L’orto nel palmo di una mano: il profumo della terra e della brezza estiva
Le polpette di melanzane sono il simbolo della cucina ligure di terra, dove la scarsità di carne ha aguzzato l’ingegno, trasformando gli ortaggi in bocconi ricchi e appaganti. Piccole, sode e incredibilmente profumate, queste polpette non sono un semplice contorno, ma un rituale domestico che celebra la generosità dell’estate e la fragranza della maggiorana fresca.
La Storia
In Liguria, la polpetta nasce “di magro”. Mentre in altre regioni la carne è la protagonista, qui sono le verdure dell’orto a dettare legge. Questa ricetta appartiene alla tradizione della “cucina del recupero”: il pane raffermo, le uova del pollaio e le melanzane coltivate nei terrazzamenti si uniscono per creare un piatto che un tempo sostituiva la proteina nobile. È un cibo democratico e conviviale, immancabile negli aperitivi all’aperto o nei pranzi domenicali sotto il pergolato.
Gli Ingredienti
L’Orto (La Base)
- 1 kg di melanzane (preferibilmente di tipo tondo o violetto)
- 1 mazzetto abbondante di maggiorana fresca
- 1 spicchio d’aglio
La Dispensa (Il Legante)
- 100g di mollica di pane raffermo
- Mezzo bicchiere di latte (per ammollare il pane)
- 2 uova intere
- 80g di Parmigiano Reggiano o Pecorino grattugiato
- Sale e pepe nero q.b.
- Pangrattato q.b.
- Olio di semi di arachidi (per friggere) o Olio EVO ligure
Preparazione
La Cottura delle Melanzane
Sbucciate le melanzane, tagliatele a cubetti e cuocetele in acqua bollente salata per circa 15-20 minuti, finché non risulteranno molto tenere. Una volta cotte, scolatele e lasciatele riposare in un colino per almeno un’ora, premendole ogni tanto con una forchetta: devono perdere tutta l’acqua di vegetazione per garantire una polpetta soda.
L’Impasto e il Profumo
In una ciotola capiente, schiacciate le melanzane fino a ridurle in poltiglia. Unite la mollica di pane precedentemente ammollata nel latte e ben strizzata, le uova, il formaggio grattugiato e l’aglio tritato finemente (quasi ridotto in crema).
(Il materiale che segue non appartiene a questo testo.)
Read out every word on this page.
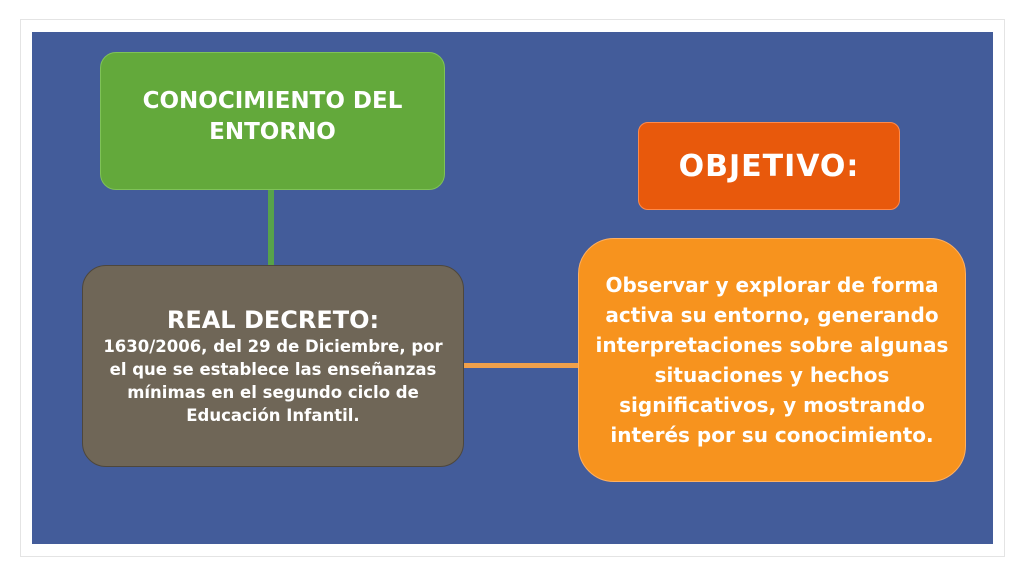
CONOCIMIENTO DEL
ENTORNO
OBJETIVO:
REAL DECRETO:
1630/2006, del 29 de Diciembre, por el que se establece las enseñanzas mínimas en el segundo ciclo de Educación Infantil.
Observar y explorar de forma activa su entorno, generando interpretaciones sobre algunas situaciones y hechos significativos, y mostrando interés por su conocimiento.
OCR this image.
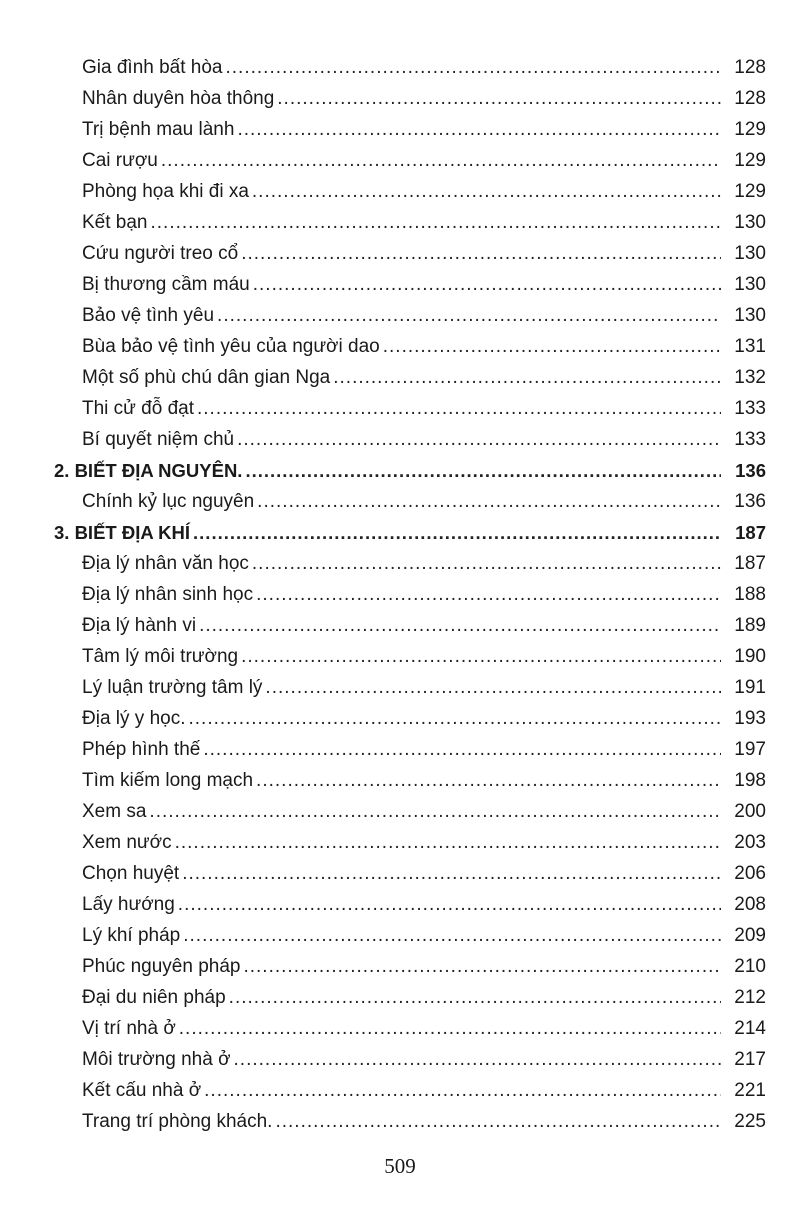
Gia đình bất hòa .....	128
Nhân duyên hòa thông .....	128
Trị bệnh mau lành .....	129
Cai rượu .....	129
Phòng họa khi đi xa .....	129
Kết bạn .....	130
Cứu người treo cổ .....	130
Bị thương cầm máu .....	130
Bảo vệ tình yêu .....	130
Bùa bảo vệ tình yêu của người dao .....	131
Một số phù chú dân gian Nga .....	132
Thi cử đỗ đạt .....	133
Bí quyết niệm chủ .....	133
2. BIẾT ĐỊA NGUYÊN. .....	136
Chính kỷ lục nguyên .....	136
3. BIẾT ĐỊA KHÍ .....	187
Địa lý nhân văn học .....	187
Địa lý nhân sinh học .....	188
Địa lý hành vi .....	189
Tâm lý môi trường .....	190
Lý luận trường tâm lý .....	191
Địa lý y học. .....	193
Phép hình thế .....	197
Tìm kiếm long mạch .....	198
Xem sa .....	200
Xem nước .....	203
Chọn huyệt .....	206
Lấy hướng .....	208
Lý khí pháp .....	209
Phúc nguyên pháp .....	210
Đại du niên pháp .....	212
Vị trí nhà ở .....	214
Môi trường nhà ở .....	217
Kết cấu nhà ở .....	221
Trang trí phòng khách. .....	225
509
Aggiungete ora il tocco magico: le foglioline di maggiorana fresca tritate al momento. Impastate con le mani fino a ottenere un composto omogeneo e profumato.
La Formazione delle Polpette
Prelevate piccole porzioni di impasto e formate delle palline poco più grandi di una noce. Passatele velocemente nel pangrattato, scuotendo l’eccesso. La panatura deve essere sottile e uniforme, appena un velo per proteggere l’interno cremoso.
La Doratura
Scaldate l’olio in una padella capiente. Quando è ben caldo, tuffate le polpette e friggetele finché non saranno uniformemente dorate e croccanti. Se preferite una versione più leggera, potete adagiarle su una teglia con carta forno, irrorarle con un filo d’olio EVO e cuocerle a 200°C per circa 20 minuti, girandole a metà cottura.
Curiosità & Segreti
- La pazienza dello scolo: Il segreto della riuscita sta tutto nel tempo di riposo delle melanzane bollite. Se l’impasto risulta troppo molle, non cedete alla tentazione di aggiungere troppo pangrattato all’interno; piuttosto, lasciate riposare il composto in frigo per mezz’ora prima di formare le palline.
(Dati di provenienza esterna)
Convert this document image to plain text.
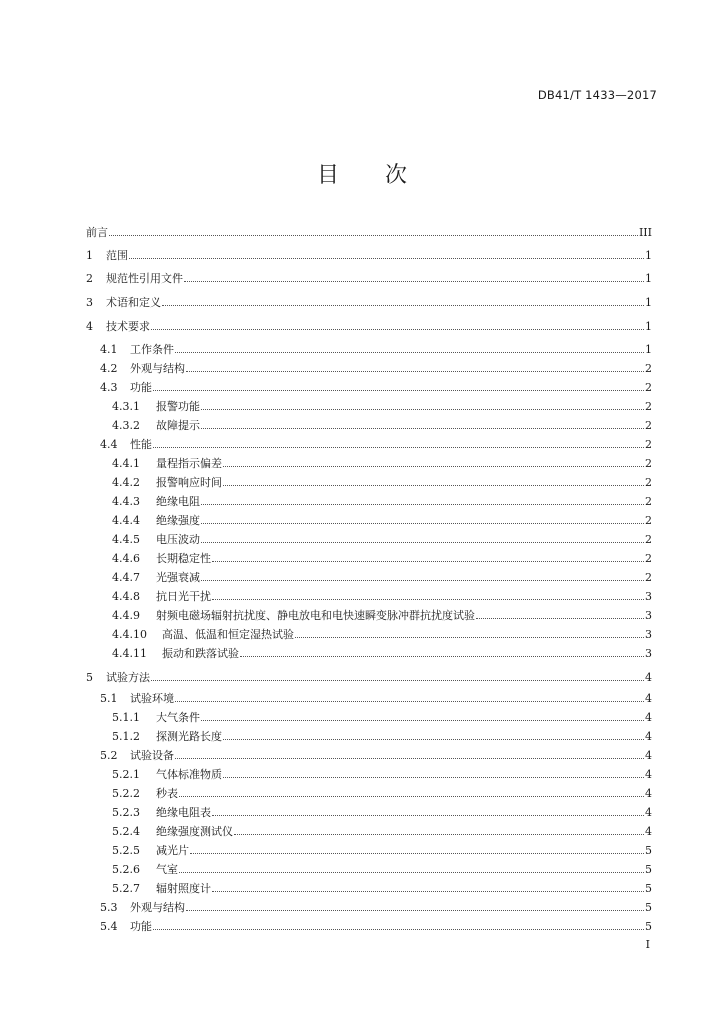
DB41/T 1433—2017
目 次
前言	III
1	范围	1
2	规范性引用文件	1
3	术语和定义	1
4	技术要求	1
4.1	工作条件	1
4.2	外观与结构	2
4.3	功能	2
4.3.1	报警功能	2
4.3.2	故障提示	2
4.4	性能	2
4.4.1	量程指示偏差	2
4.4.2	报警响应时间	2
4.4.3	绝缘电阻	2
4.4.4	绝缘强度	2
4.4.5	电压波动	2
4.4.6	长期稳定性	2
4.4.7	光强衰减	2
4.4.8	抗日光干扰	3
4.4.9	射频电磁场辐射抗扰度、静电放电和电快速瞬变脉冲群抗扰度试验	3
4.4.10	高温、低温和恒定湿热试验	3
4.4.11	振动和跌落试验	3
5	试验方法	4
5.1	试验环境	4
5.1.1	大气条件	4
5.1.2	探测光路长度	4
5.2	试验设备	4
5.2.1	气体标准物质	4
5.2.2	秒表	4
5.2.3	绝缘电阻表	4
5.2.4	绝缘强度测试仪	4
5.2.5	减光片	5
5.2.6	气室	5
5.2.7	辐射照度计	5
5.3	外观与结构	5
5.4	功能	5
I
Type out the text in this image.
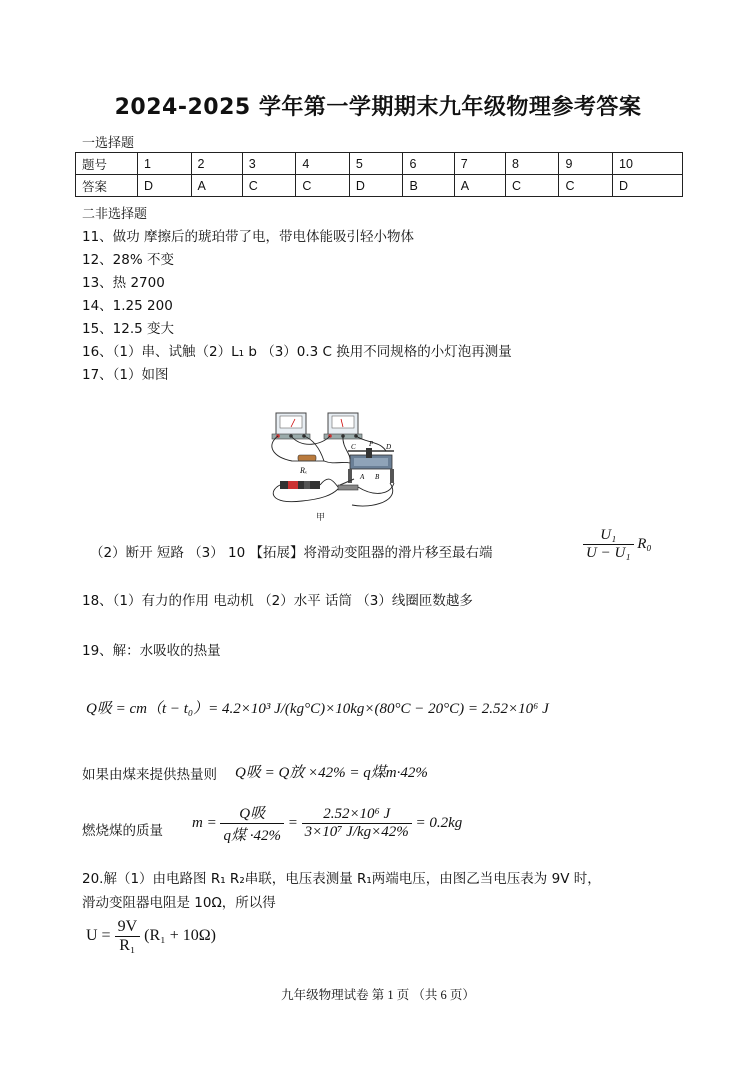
2024-2025 学年第一学期期末九年级物理参考答案
一选择题
题号	1	2	3	4	5	6	7	8	9	10
答案	D	A	C	C	D	B	A	C	C	D
二非选择题
11、做功 摩擦后的琥珀带了电，带电体能吸引轻小物体
12、28% 不变
13、热 2700
14、1.25 200
15、12.5 变大
16、（1）串、试触（2）L₁ b （3）0.3 C 换用不同规格的小灯泡再测量
17、（1）如图
Rₓ
C P D
A B
甲
（2）断开 短路 （3） 10 【拓展】将滑动变阻器的滑片移至最右端	$\frac{\text{U₁}}{\text{U − U₁}} R_0$
18、（1）有力的作用 电动机 （2）水平 话筒 （3）线圈匝数越多
19、解：水吸收的热量
Q吸 = cm（t − t₀）= 4.2×10³ J/(kg°C)×10kg×(80°C − 20°C) = 2.52×10⁶ J
如果由煤来提供热量则 Q吸 = Q放 ×42% = q煤m·42%
燃烧煤的质量
$m = \frac{\text{Q吸}}{\text{q煤 ·42\%}} = \frac{\text{2.52×10⁶ J}}{\text{3×10⁷ J/kg×42\%}} = 0.2kg$
20.解（1）由电路图 R₁ R₂串联，电压表测量 R₁两端电压，由图乙当电压表为 9V 时，
滑动变阻器电阻是 10Ω，所以得
$U = \frac{9V}{\text{R₁}} (R_1 + 10\Omega)$
九年级物理试卷 第 1 页 （共 6 页）
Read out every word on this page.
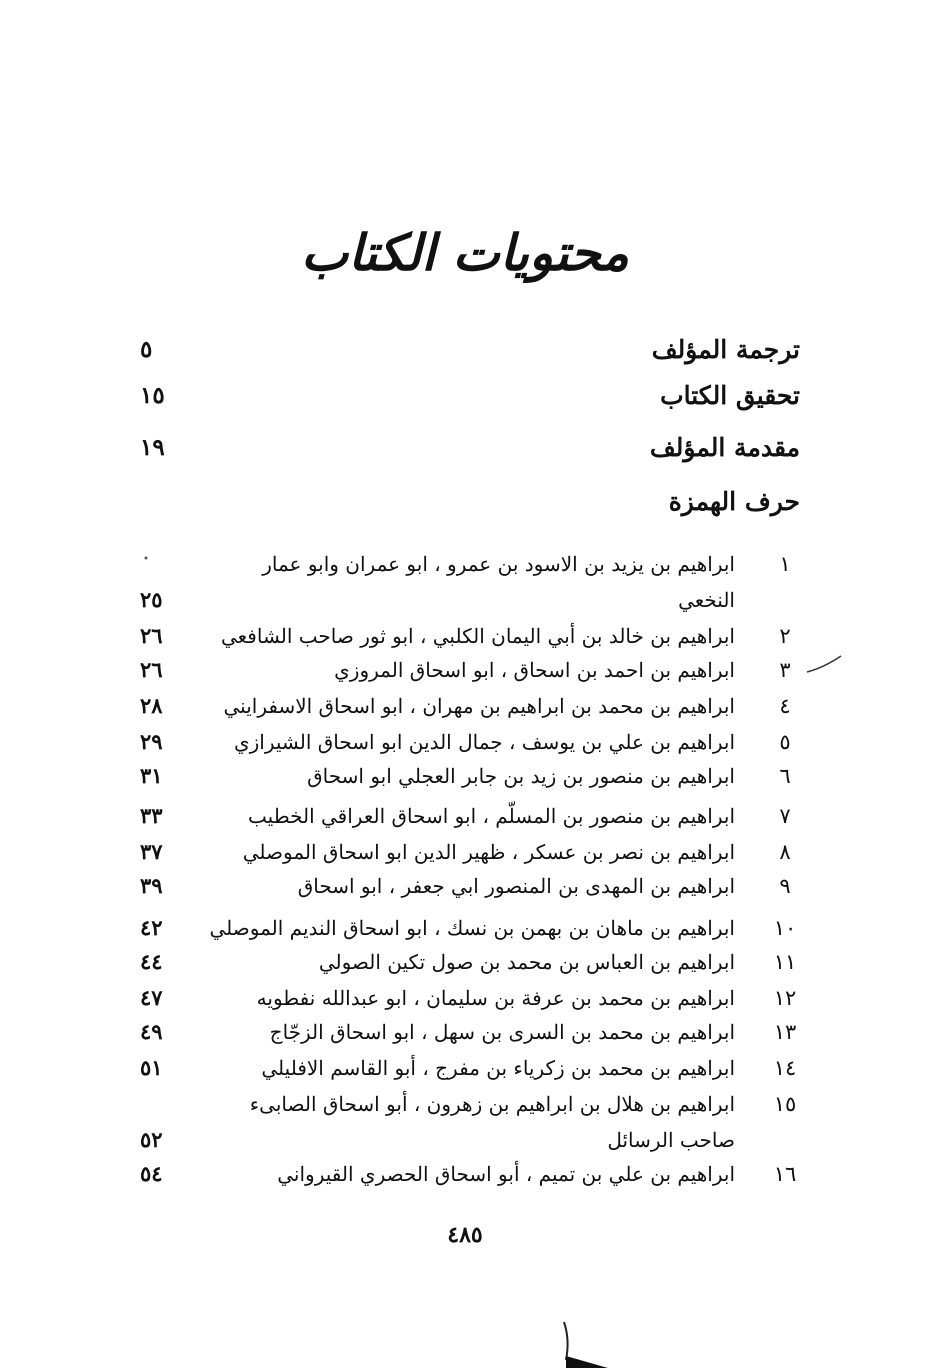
محتويات الكتاب
ترجمة المؤلف
٥
تحقيق الكتاب
١٥
مقدمة المؤلف
١٩
حرف الهمزة
١
ابراهيم بن يزيد بن الاسود بن عمرو ، ابو عمران وابو عمار النخعي
٢٥
٢
ابراهيم بن خالد بن أبي اليمان الكلبي ، ابو ثور صاحب الشافعي
٢٦
٣
ابراهيم بن احمد بن اسحاق ، ابو اسحاق المروزي
٢٦
٤
ابراهيم بن محمد بن ابراهيم بن مهران ، ابو اسحاق الاسفرايني
٢٨
٥
ابراهيم بن علي بن يوسف ، جمال الدين ابو اسحاق الشيرازي
٢٩
٦
ابراهيم بن منصور بن زيد بن جابر العجلي ابو اسحاق
٣١
٧
ابراهيم بن منصور بن المسلّم ، ابو اسحاق العراقي الخطيب
٣٣
٨
ابراهيم بن نصر بن عسكر ، ظهير الدين ابو اسحاق الموصلي
٣٧
٩
ابراهيم بن المهدى بن المنصور ابي جعفر ، ابو اسحاق
٣٩
١٠
ابراهيم بن ماهان بن بهمن بن نسك ، ابو اسحاق النديم الموصلي
٤٢
١١
ابراهيم بن العباس بن محمد بن صول تكين الصولي
٤٤
١٢
ابراهيم بن محمد بن عرفة بن سليمان ، ابو عبدالله نفطويه
٤٧
١٣
ابراهيم بن محمد بن السرى بن سهل ، ابو اسحاق الزجّاج
٤٩
١٤
ابراهيم بن محمد بن زكرياء بن مفرج ، أبو القاسم الافليلي
٥١
١٥
ابراهيم بن هلال بن ابراهيم بن زهرون ، أبو اسحاق الصابىء صاحب الرسائل
٥٢
١٦
ابراهيم بن علي بن تميم ، أبو اسحاق الحصري القيرواني
٥٤
٤٨٥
- Maggiorana vs Origano: In questa ricetta la maggiorana è insostituibile. Il suo aroma dolce e agrumato è ciò che distingue la versione ligure dalle polpette di melanzane del Sud Italia, dove spesso si preferisce l’origano o la menta.
- La variante bollita: In alcune zone della Riviera, le polpette non vengono fritte, ma “stufate” in un sugo di pomodoro leggero dopo essere state formate. Il risultato è un boccone morbidissimo che si scioglie in bocca.
- Dimensione “finger food”: Tradizionalmente queste polpette si fanno piccole. Questo permette di avere un rapporto perfetto tra la crosticina esterna e il cuore vellutato di melanzana, rendendole irresistibili una dopo l’altra.